Marine Le Pen est-elle dangereuse ?

Il faut arrêter de prendre les Français pour des imbéciles : pour 2017, Marine Le Pen ne peut pas être dangereuse, au contraire. C'est une évidence, mais il faut bien dénoncer cet alibi absurde que Manuel Valls brandit pour justifier son manque de loyauté.

Précisons d'abord le jeu d'hypothèses. On suppose que le deuxième tour est un duel entre Emmanuel Macron et Marine Le Pen (sinon, elle n'a aucune chance de gagner). On suppose, de plus, qu'une grande partie de la droite classique et une partie de la vraie gauche se reportent sur Marine Le Pen, par conviction, par colère, par soif d'alternance ou par simple lucidité : on ne sait absolument pas où Emmanuel Macron veut emmener la France alors qu'il n'y a, en 2017, aucun risque avec Marine Le Pen.

Ce "plan B" est, aujourd'hui, assez peu probable. Il est toutefois suffisamment "redouté" pour qu'il soit intéressant d'en analyser les conséquences. En 2017, Marine Le Pen ne peut pas avoir de majorité au Parlement. Les cohabitations passées nous ont montré que, dans ce cas de figure, c'est le premier ministre qui a le véritable pouvoir. Compte tenu des hypothèses précitées, ce chef du gouvernement aura le soutien de la droite classique. On comprend que cela déplaise à la gauche, mais ce n'est tout de même pas "le feu au lac".

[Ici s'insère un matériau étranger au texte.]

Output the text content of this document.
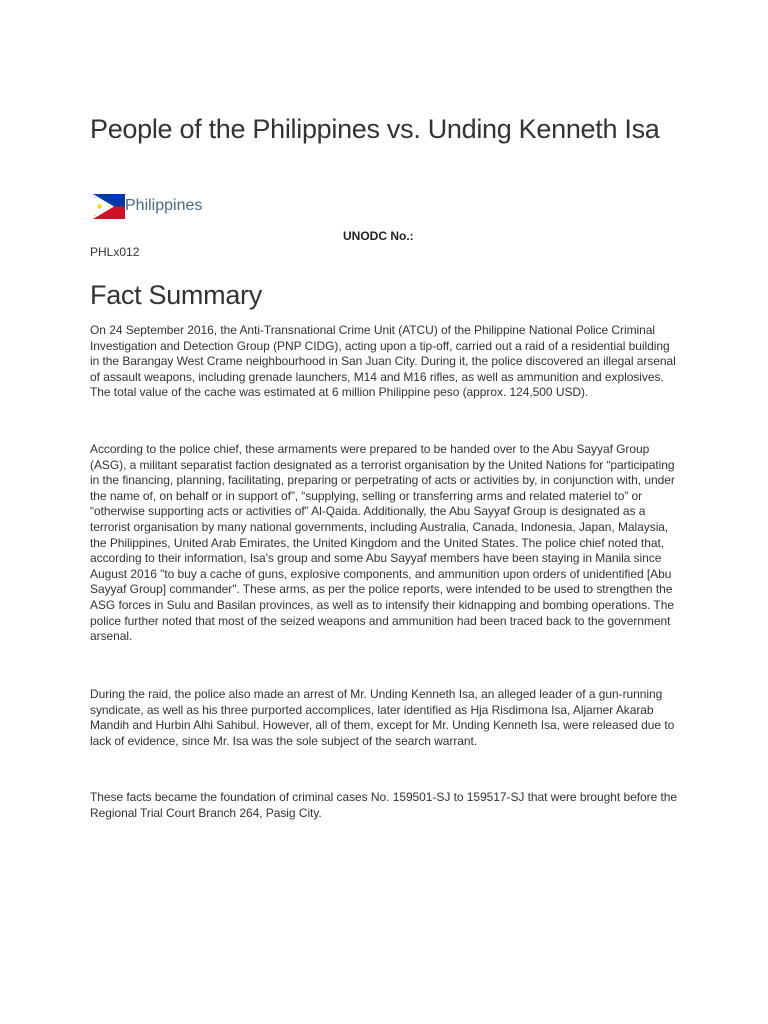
People of the Philippines vs. Unding Kenneth Isa
Philippines
UNODC No.:
PHLx012
Fact Summary

On 24 September 2016, the Anti-Transnational Crime Unit (ATCU) of the Philippine National Police Criminal Investigation and Detection Group (PNP CIDG), acting upon a tip-off, carried out a raid of a residential building in the Barangay West Crame neighbourhood in San Juan City. During it, the police discovered an illegal arsenal of assault weapons, including grenade launchers, M14 and M16 rifles, as well as ammunition and explosives. The total value of the cache was estimated at 6 million Philippine peso (approx. 124,500 USD).

According to the police chief, these armaments were prepared to be handed over to the Abu Sayyaf Group (ASG), a militant separatist faction designated as a terrorist organisation by the United Nations for “participating in the financing, planning, facilitating, preparing or perpetrating of acts or activities by, in conjunction with, under the name of, on behalf or in support of”, “supplying, selling or transferring arms and related materiel to” or “otherwise supporting acts or activities of” Al-Qaida. Additionally, the Abu Sayyaf Group is designated as a terrorist organisation by many national governments, including Australia, Canada, Indonesia, Japan, Malaysia, the Philippines, United Arab Emirates, the United Kingdom and the United States. The police chief noted that, according to their information, Isa's group and some Abu Sayyaf members have been staying in Manila since August 2016 "to buy a cache of guns, explosive components, and ammunition upon orders of unidentified [Abu Sayyaf Group] commander". These arms, as per the police reports, were intended to be used to strengthen the ASG forces in Sulu and Basilan provinces, as well as to intensify their kidnapping and bombing operations. The police further noted that most of the seized weapons and ammunition had been traced back to the government arsenal.

During the raid, the police also made an arrest of Mr. Unding Kenneth Isa, an alleged leader of a gun-running syndicate, as well as his three purported accomplices, later identified as Hja Risdimona Isa, Aljamer Akarab Mandih and Hurbin Alhi Sahibul. However, all of them, except for Mr. Unding Kenneth Isa, were released due to lack of evidence, since Mr. Isa was the sole subject of the search warrant.

These facts became the foundation of criminal cases No. 159501-SJ to 159517-SJ that were brought before the Regional Trial Court Branch 264, Pasig City.
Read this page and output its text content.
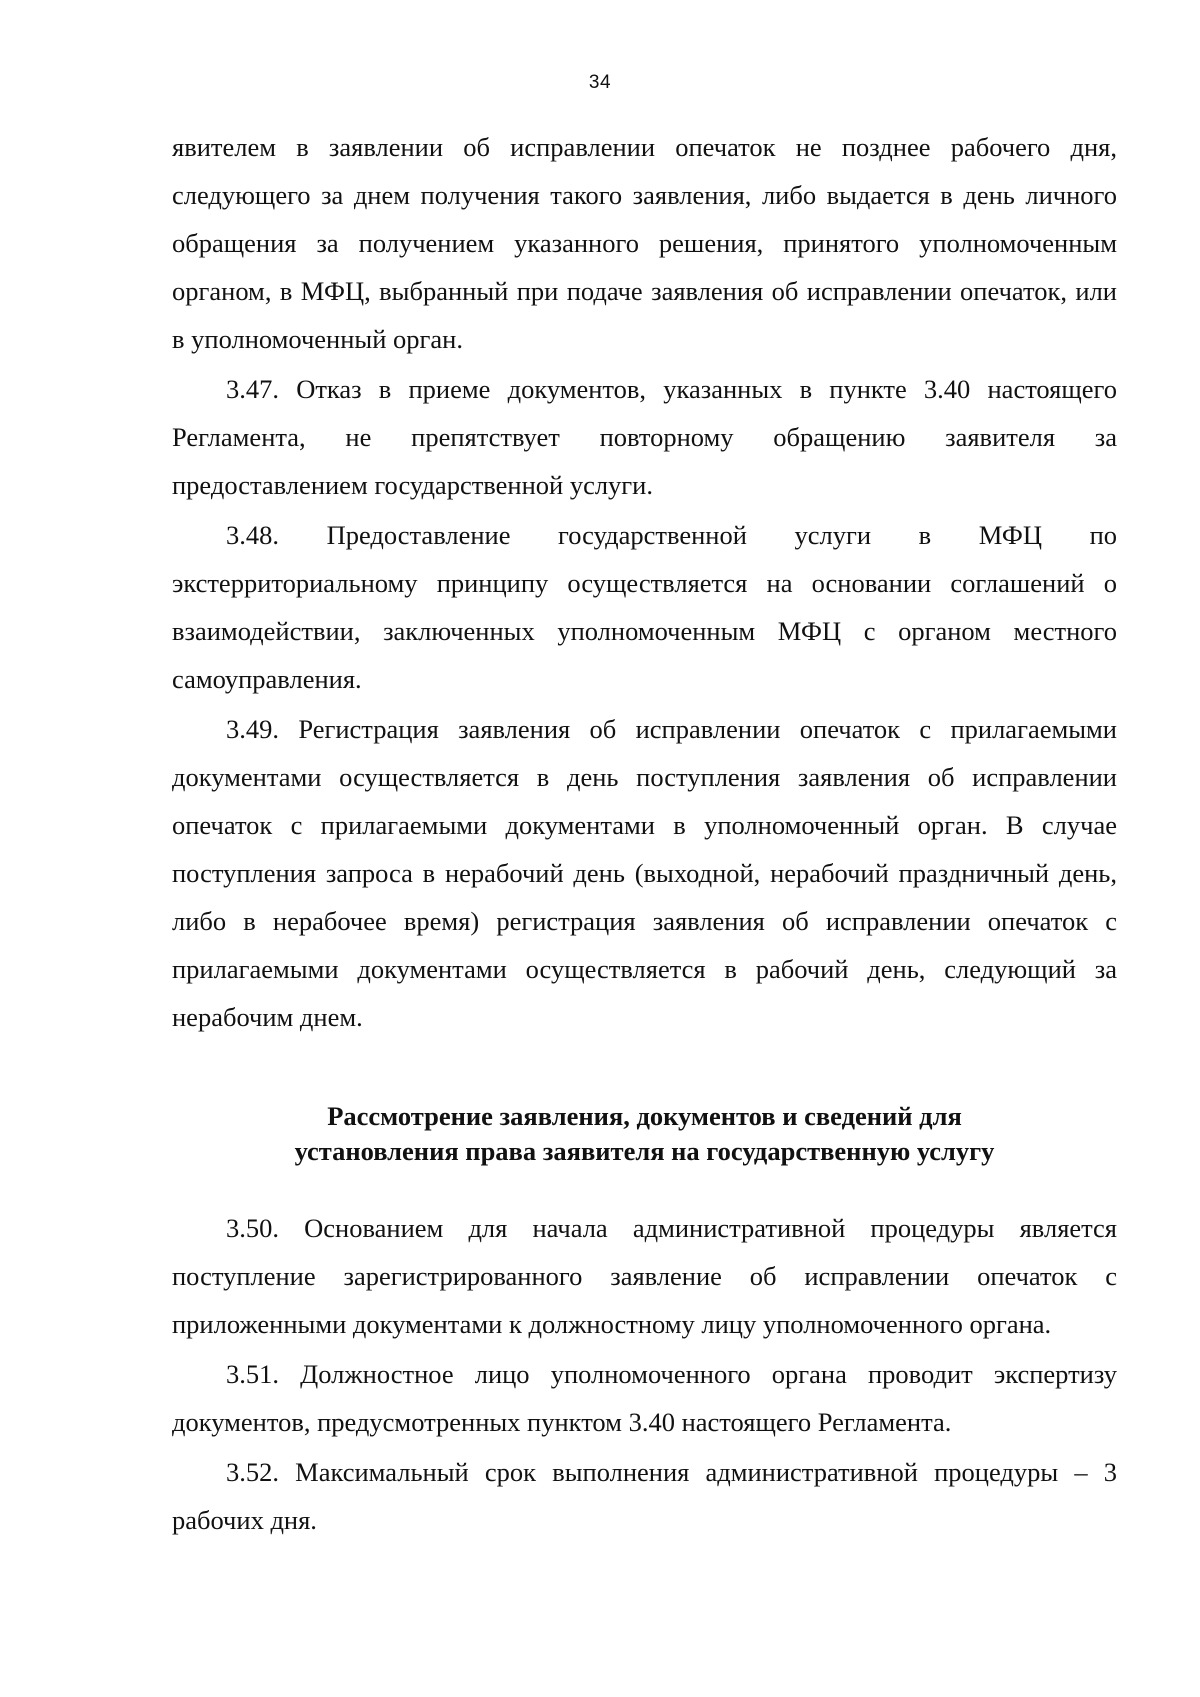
34

явителем в заявлении об исправлении опечаток не позднее рабочего дня, следующего за днем получения такого заявления, либо выдается в день личного обращения за получением указанного решения, принятого уполномоченным органом, в МФЦ, выбранный при подаче заявления об исправлении опечаток, или в уполномоченный орган.

3.47. Отказ в приеме документов, указанных в пункте 3.40 настоящего Регламента, не препятствует повторному обращению заявителя за предоставлением государственной услуги.

3.48. Предоставление государственной услуги в МФЦ по экстерриториальному принципу осуществляется на основании соглашений о взаимодействии, заключенных уполномоченным МФЦ с органом местного самоуправления.

3.49. Регистрация заявления об исправлении опечаток с прилагаемыми документами осуществляется в день поступления заявления об исправлении опечаток с прилагаемыми документами в уполномоченный орган. В случае поступления запроса в нерабочий день (выходной, нерабочий праздничный день, либо в нерабочее время) регистрация заявления об исправлении опечаток с прилагаемыми документами осуществляется в рабочий день, следующий за нерабочим днем.

Рассмотрение заявления, документов и сведений для
установления права заявителя на государственную услугу

3.50. Основанием для начала административной процедуры является поступление зарегистрированного заявление об исправлении опечаток с приложенными документами к должностному лицу уполномоченного органа.

3.51. Должностное лицо уполномоченного органа проводит экспертизу документов, предусмотренных пунктом 3.40 настоящего Регламента.

3.52. Максимальный срок выполнения административной процедуры – 3 рабочих дня.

Ajoutons à cela que, sur le plan individuel, Marine Le Pen a montré une solidité étonnante. Elle a su marginaliser Jean-Marie Le Pen, elle arrive à recentrer son parti sans qu'il se décompose, elle fait preuve d'une maestria stupéfiante face à des journalistes d'une mauvaise foi scandaleuse. C'est d'ailleurs peut-être ce talent qui inquiète les médias et les incite à supprimer le débat du 20 avril, de peur que Marine Le Pen n'y soit trop remarquable.   

Dans ce qui précède, je n'énonce que des vérités de La Palisse. On peut aller plus loin et rêver un peu. Là encore, je me base sur les hypothèses précitées ; on peut alors espérer une décomposition du FN : avant les législatives, l'essentiel des partisans de Marine rejoindrait la droite classique et une petite partie de l'ancien FN retournerait à ses vieilles lunes. On aurait un gouvernement de droite, mais axé sur la sécurité, la préférence nationale, un véritable contrôle de l'immigration, le refus des travailleurs "détachés", la défense des petits commerces … Aucune de ces options n'effarouche l'électeur de base de la droite, et encore moins une grande partie des peuples de l'Europe.  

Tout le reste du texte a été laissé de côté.